Der Soundtrack von J. Peter Robinson (der die internationalen Scores von „Rumble in the Bronx“ und „First Strike“ und diverse Wes-Craven-Scores auf dem Kerbholz hat) ist gefällig, in den rechten Momenten treibend, aber nicht wirklich memorabel. Gelegentlich wird der moderne Score durch lokale indische Klänge aufgepeppt (’ne song-and-dance-Nummer wäre nett gewesen).

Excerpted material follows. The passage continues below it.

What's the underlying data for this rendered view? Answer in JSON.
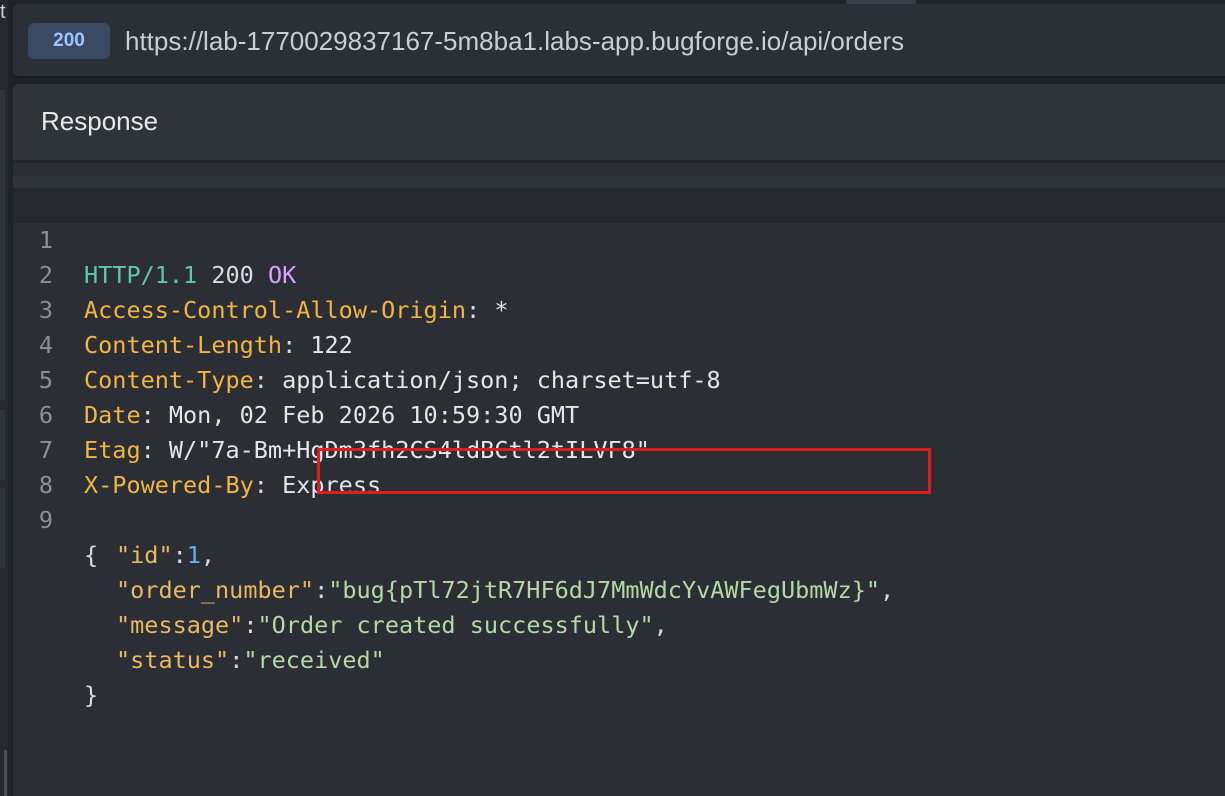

Die darstellerischen Leistungen sind mit „meh“ ganz passabel umschrieben – Ed Quinn, der ist in der Folge zu bescheidenem Ruhm als Nathan Stark in „Eureka“ kommen sollte (und auch in „House of the Dead 2“ und „Starship Troopers 2“ mitmischte), müht sich redlich, hat aber die dramatische Bandbreite eines Toastbrots und absolviert den Film mit quasi einem Gesichtsausdruck, der Zuneigung, Verzweiflung, Wut und Entschlossenheit symbolisieren soll. Joey Lauren Adams aus Kevin Smiths regelmäßiger Troupée („Mallrats“, „Chasing Amy“, „Jay und Silent Bob schlagen zurück“) müsste es eigentlich besser kommen, leiert ihre Performance aber auch strikt one-note runter. Harvey Keitel („Pulp Fiction“, „Bad Lieutenant“) hält sich, wie gesagt, nach Kräften zurück, um den enormen Qualitätsunterschied in Sachen Schauspielkunst nicht zu sehr zu dokumentieren, aber er ist nun mal einfach Keitel und damit ein echter Actor, der auch auf 50 % Leistung um Klassen besser ist als seine hiesigen Co-Stars. Nicht meckern kann man über Bollywood-Star Gulshan Grover als Kumar, der inzwischen auch den Pazifik erfolgreich überquert hat und in mehreren US-Produktionen (Roger „Battlefield Earth“ Christians „Prisoners of the Sun“, „Blind Ambition“, „Nephilim“) vor der Kamera steht. Kurios, wie erwähnt, die Mini-Rolle als abgewiesene Nanny-Bewerberin, mit der Sherlyn Chopra, mittlerweile leading lady in Bollywood, ihr Filmdebüt feiert. Am besten nix sage ich über Kinderdarsteller Stefan Djordjevic.

Bildqualität: SchröderMedia/Laser Paradise legen uns den Streifen als Budget-Disc in passablem, aber auch nicht aufregendem Vollbild vor. Ist ungefähr das, was man bei einer Ramschtisch-VÖ guten Gewissens erwarten kann, ohne sich zu ärgern, sprich akzeptabler Durchschnitt.

Tonqualität: Neben einer mittelprächtig gelungenen deutschen Synchro, bei der vor allem die Nebenfiguren mit hochmotivierten Sprechern geplagt sind, in Dolby 5.1, findet sich überraschenderweise auch englischer O-Ton in Dolby 2.0 an.

Extras: Der Trailer wird mitgeliefert, das war’s dann auch.

Fazit: Schade, mit Jack Sholder verabschiedet sich also ein weiterer meiner Jugend-B-Film-Regie-Helden endgültig in Richtung Bedeutungslosigkeit. „Beeper“ ist nicht mehr als ein lascher Aufguss von Motiven, die schon der gute alte Hitch kannte, ohne Inspiration, ohne Herzblut, ohne Leidenschaft, ohne den erkennbaren Willen, wirklich einen spannenden, suspensehaltigen Thriller oder zumindest einen ordentlich krachbummenden Actionfilm zu machen. „Beeper“ ist einfältig, unaufgeregt und unaufregend und spielt sich insgesamt eher wie ein SAT1-TV-Film als die dynamische Rückmeldung des Mannes, der uns „The Hidden“ geschenkt hat. Sorry, Jack, and happy retirement.